1 I BECAME acquainted through God with your much beloved name, which you have obtained by your righteous nature, according to faith and love in Christ Jesus our Saviour. You are imitators of God, and, having kindled your brotherly task by the blood of God, you completed it perfectly. 2 For when you heard that I had been sent a prisoner from Syria for the sake of our common name and hope, in the hope of obtaining by your prayers the privilege of fighting with beasts at Rome, that by so doing I might be enabled to be a true disciple, you hastened to see me. 3 Seeing then that I received in the name of God your whole congregation in the person of Onesimus, a man of inexpressible love and your bishop, I beseech you by Jesus Christ to love him, and all to resemble him. For blessed is he who granted you to be worthy to obtain such a bishop.
In this rather intimate letter between Ignatius and the church at Ephesus only a century after the apostle Paul himself wrote the canonical epistle to the Ephesian church, we see a little bit of the thinking of the persecuted church under Rome. Ignatius is writing to thank the church for its prayers in the midst of his imprisonment and subsequent transfer from Syria, where he served as a bishop, to Rome. The prayers of the church at Ephesus were probably not the type that we might ask for today. We see the nature of these prayers in what Father Ignatius says.
“…in the hope of obtaining by your prayers the privilege of fighting with beasts at Rome, that by so doing I might be enabled to be a true disciple…”
The prayers that were offered for Ignatius were not prayers for his release, they were prayers for his death in the Colosseum in Rome. We might think this a little strange, but to understand the reasoning of these holy brothers and sisters we have to take into account the second part of his statement, which says, “…that by so doing I might be enabled to be a true disciple…” Ignatius probably did not start his Christian walk with a desire to die in the Colosseum, but he has a unique perspective that by dying this death, he relates to Christ in a special way, and that it is in some way a confirmation of the depth of his faith and conviction.
Ignatius and the thousands like him who have gone to their deaths for their faith in Christ have all gone with an understanding of a foundational principle. This principle is best represented in the New Testament with Paul’s letter to the Philippians.

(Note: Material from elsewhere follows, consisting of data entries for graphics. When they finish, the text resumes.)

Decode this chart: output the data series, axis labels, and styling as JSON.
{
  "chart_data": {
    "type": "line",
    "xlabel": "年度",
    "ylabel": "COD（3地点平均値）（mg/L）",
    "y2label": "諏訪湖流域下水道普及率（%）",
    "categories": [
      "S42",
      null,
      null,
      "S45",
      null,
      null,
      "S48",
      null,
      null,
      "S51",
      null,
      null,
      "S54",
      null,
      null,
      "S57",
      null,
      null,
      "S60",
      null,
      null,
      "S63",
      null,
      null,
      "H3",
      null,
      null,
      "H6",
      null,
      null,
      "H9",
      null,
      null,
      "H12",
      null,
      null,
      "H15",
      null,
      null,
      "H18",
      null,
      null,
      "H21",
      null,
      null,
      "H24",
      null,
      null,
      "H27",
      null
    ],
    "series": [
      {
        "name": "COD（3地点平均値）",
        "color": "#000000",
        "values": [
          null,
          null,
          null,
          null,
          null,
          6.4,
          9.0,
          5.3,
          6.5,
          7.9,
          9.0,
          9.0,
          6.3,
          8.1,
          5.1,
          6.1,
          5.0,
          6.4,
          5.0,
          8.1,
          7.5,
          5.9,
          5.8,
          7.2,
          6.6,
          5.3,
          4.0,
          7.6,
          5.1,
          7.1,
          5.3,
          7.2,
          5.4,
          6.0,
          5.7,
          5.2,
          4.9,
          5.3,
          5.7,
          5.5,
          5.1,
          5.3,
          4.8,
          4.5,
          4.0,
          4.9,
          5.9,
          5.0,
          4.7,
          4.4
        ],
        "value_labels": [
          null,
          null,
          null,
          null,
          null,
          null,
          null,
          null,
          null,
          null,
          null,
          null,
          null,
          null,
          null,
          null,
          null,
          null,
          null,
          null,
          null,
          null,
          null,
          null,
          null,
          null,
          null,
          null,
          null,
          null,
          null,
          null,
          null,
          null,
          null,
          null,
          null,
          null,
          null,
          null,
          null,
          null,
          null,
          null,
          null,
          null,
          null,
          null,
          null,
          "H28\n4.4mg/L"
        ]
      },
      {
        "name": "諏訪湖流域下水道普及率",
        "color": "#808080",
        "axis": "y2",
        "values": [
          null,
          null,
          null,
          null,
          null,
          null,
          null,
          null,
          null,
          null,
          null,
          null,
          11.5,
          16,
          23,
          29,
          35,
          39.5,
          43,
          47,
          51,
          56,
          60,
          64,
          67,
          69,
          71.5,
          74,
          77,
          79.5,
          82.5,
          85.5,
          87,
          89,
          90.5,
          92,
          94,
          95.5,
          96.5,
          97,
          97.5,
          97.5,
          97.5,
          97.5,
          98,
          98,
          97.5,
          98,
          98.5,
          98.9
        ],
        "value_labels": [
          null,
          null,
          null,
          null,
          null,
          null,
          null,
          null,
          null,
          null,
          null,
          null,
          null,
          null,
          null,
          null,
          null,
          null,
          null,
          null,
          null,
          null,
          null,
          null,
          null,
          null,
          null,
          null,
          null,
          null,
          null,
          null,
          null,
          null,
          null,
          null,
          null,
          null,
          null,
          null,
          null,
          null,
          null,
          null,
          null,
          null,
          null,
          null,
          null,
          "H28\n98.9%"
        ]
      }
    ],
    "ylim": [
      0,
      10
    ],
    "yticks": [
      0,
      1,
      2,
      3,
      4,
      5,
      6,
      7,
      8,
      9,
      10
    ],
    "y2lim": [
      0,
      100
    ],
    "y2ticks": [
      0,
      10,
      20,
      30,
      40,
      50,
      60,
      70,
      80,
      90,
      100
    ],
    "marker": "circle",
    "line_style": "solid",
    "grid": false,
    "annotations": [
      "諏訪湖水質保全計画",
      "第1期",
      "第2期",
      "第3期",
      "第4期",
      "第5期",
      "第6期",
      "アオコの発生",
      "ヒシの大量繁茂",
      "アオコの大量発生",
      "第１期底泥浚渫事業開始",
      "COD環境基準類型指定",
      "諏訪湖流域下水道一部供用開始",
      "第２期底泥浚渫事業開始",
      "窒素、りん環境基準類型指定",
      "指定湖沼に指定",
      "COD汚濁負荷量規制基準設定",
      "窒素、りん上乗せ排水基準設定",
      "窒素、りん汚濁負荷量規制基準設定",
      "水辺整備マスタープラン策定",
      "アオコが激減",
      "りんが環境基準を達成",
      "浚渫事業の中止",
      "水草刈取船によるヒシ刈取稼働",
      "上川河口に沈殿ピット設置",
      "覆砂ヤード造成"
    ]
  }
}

7 But whatever gain I had, I counted as loss for the sake of Christ. 8 Indeed, I count everything as loss because of the surpassing worth of knowing Christ Jesus my Lord. For his sake I have suffered the loss of all things and count them as rubbish, in order that I may gain Christ 9 and be found in him, not having fa righteousness of my own that comes from the law, but that which comes through faith in Christ, the righteousness from God that depends on faith— 10 that I may know him and the power of his resurrection, and may share his sufferings, becoming like him in his death, 11 that by any means possible I may attain the resurrection from the dead. -Php 3:7–11.

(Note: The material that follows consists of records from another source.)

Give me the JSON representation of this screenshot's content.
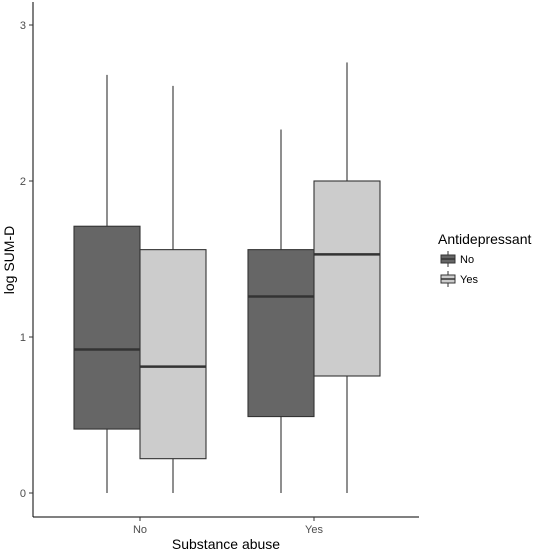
{
  "chart_data": {
    "type": "boxplot",
    "xlabel": "Substance abuse",
    "ylabel": "log SUM-D",
    "categories": [
      "No",
      "Yes"
    ],
    "ylim": [
      -0.15,
      3.15
    ],
    "yticks": [
      0,
      1,
      2,
      3
    ],
    "grid": false,
    "legend": {
      "title": "Antidepressant",
      "placement": "right",
      "entries": [
        "No",
        "Yes"
      ]
    },
    "series": [
      {
        "name": "No",
        "color": "#666666",
        "boxes": [
          {
            "category": "No",
            "min": 0.0,
            "q1": 0.41,
            "median": 0.92,
            "q3": 1.71,
            "max": 2.68
          },
          {
            "category": "Yes",
            "min": 0.0,
            "q1": 0.49,
            "median": 1.26,
            "q3": 1.56,
            "max": 2.33
          }
        ]
      },
      {
        "name": "Yes",
        "color": "#cccccc",
        "boxes": [
          {
            "category": "No",
            "min": 0.0,
            "q1": 0.22,
            "median": 0.81,
            "q3": 1.56,
            "max": 2.61
          },
          {
            "category": "Yes",
            "min": 0.0,
            "q1": 0.75,
            "median": 1.53,
            "q3": 2.0,
            "max": 2.76
          }
        ]
      }
    ]
  }
}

Paul is willing to give up everything in his pursuit of Christ, and in this, his suffering is not a liability. Suffering for Christ in Paul’s eyes only draws us to a closer knowledge of Christ, because the love of Christ was made perfect in His death. In the same way, many of the suffering church believed that their own suffering made their love for Christ more perfect and more genuine. We often say that we do not truly understand a person until we have walked a mile in their shoes. Christ died not for us, and in order to know Him more intimately, we must walk a mile in His shoes. So, the deaths of the martyrs was not met begrudgingly or in great distress, it was met with pride and humility as they walked in the footprints of Jesus.

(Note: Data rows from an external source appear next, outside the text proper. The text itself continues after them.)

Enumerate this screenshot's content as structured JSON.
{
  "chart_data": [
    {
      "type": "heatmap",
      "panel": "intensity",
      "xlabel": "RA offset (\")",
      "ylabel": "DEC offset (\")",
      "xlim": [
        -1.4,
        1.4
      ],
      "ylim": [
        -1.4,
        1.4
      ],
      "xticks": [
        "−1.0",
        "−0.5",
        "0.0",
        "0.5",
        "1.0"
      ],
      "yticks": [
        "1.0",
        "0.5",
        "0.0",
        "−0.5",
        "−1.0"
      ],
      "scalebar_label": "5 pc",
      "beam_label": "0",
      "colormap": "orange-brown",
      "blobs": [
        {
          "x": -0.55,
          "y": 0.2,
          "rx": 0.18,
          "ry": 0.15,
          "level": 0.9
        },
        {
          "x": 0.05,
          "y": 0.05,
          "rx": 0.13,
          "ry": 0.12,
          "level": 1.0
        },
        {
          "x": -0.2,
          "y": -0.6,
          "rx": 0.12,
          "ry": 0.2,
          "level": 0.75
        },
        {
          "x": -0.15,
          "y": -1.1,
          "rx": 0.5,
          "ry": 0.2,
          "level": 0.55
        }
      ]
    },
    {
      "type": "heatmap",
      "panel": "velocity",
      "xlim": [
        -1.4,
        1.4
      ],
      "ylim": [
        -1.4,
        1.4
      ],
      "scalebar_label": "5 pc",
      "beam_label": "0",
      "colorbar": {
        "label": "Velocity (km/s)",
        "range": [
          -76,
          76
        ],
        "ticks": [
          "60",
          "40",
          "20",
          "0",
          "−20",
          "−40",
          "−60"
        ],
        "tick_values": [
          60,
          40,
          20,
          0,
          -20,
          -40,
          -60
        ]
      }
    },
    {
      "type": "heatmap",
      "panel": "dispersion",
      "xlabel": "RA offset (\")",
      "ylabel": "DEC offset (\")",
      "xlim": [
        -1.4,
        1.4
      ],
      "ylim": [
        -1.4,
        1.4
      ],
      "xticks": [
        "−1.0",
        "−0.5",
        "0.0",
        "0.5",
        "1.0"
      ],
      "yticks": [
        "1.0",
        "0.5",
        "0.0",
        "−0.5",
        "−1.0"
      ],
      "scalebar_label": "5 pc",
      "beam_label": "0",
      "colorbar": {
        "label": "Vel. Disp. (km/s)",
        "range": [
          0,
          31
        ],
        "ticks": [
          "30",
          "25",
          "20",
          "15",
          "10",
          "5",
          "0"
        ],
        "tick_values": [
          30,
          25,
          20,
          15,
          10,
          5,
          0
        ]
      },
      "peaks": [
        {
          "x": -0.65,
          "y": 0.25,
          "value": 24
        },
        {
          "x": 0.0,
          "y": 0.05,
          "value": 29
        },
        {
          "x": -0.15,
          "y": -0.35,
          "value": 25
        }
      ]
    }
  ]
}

Ignatius said of his death… “Now I begin to be a disciple. Let fire and cross, flocks of beasts, broken bones, dismemberment come upon me, so long as I attain to Jesus Christ.” Saint Ignatius’ pursuit of Christ ended in 107 A.D. in the city of Rome were, by decree of Caesar, a public spectacle was made of his delivery to the lions. Oh that we would live with the conviction to die, as did our Lord and savior Jesus Christ.
 Pope Clement I et al., The Apostolic Fathers, ed. Pope Clement I et al., vol. 1, The Loeb Classical Library (London; New York: Heinemann; Macmillan, 1912–1913), 173–175.